Laiacona ricorda bene anche questo: “Di Lorenzo lo avevamo inserito nei nostri database dopo averlo visto a 15 anni in un torneo giovanile a Parma, dove la Lucchese lo aveva mandato con la maglia dell’Udinese grazie a un accordo tra loro. Lì abbiamo messo le basi per portarlo in riva allo Stretto, lì è iniziata la sua grande storia. Dopo il fallimento del 2015 è arrivata la chiamata del Matera con mister Auteri, poi è andato ad Empoli dove ha giocato sempre titolare nella promozione in serie A con Sarri e poi la chiamata del Napoli quattro anni fa. Ma Di Lorenzo non è l’unico, adesso Missiroli ha smesso di giocare ma c’è ancora Ceravolo al Padova, c’è Barillà che a breve tornerà a giocare, c’è Nicolas Viola, c’è Mattia Maita che gioca nel Bari dove ha grande considerazione, è molto forte, ed è anche più giovane di Di Lorenzo.
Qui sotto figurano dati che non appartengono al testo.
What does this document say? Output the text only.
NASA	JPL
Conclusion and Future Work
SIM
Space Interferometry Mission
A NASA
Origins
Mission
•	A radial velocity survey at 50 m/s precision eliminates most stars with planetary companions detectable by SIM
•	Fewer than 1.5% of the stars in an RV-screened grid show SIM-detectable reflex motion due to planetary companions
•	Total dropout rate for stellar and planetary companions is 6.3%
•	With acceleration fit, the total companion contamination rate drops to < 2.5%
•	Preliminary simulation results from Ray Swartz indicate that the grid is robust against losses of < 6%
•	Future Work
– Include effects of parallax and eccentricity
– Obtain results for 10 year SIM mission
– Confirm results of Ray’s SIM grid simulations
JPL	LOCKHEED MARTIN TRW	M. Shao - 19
Maita me lo ricordo bene, sono andato a prenderlo personalmente dal Camaro dove giocava a Messina, insieme ad un altro ragazzo più bravo ancora di lui ma che purtroppo non ha avuto la stessa occasione fortunata. Perchè è anche questione di fortuna e di occasioni. Quando il Bari è venuto a Reggio sono andato ad Altafiumara per salutare Mattia, con cui abbiamo un rapporto splendido. E nella Fiorentina c’è un ragazzo del 2004 che si chiama Costantino Favasuli ed è sempre nostro, è nato da noi al Sant’Agata, e mister Italiano già lo sta convocando in prima squadra a soli 18 anni. Reggio deve essere orgogliosa del suo posto nel calcio grazie a quello che è stato il vivaio della gloriosa Reggina, e non ho dubbi che la nuova società farà di tutto per tornare a sfornare talenti e professionisti di altissimo livello“.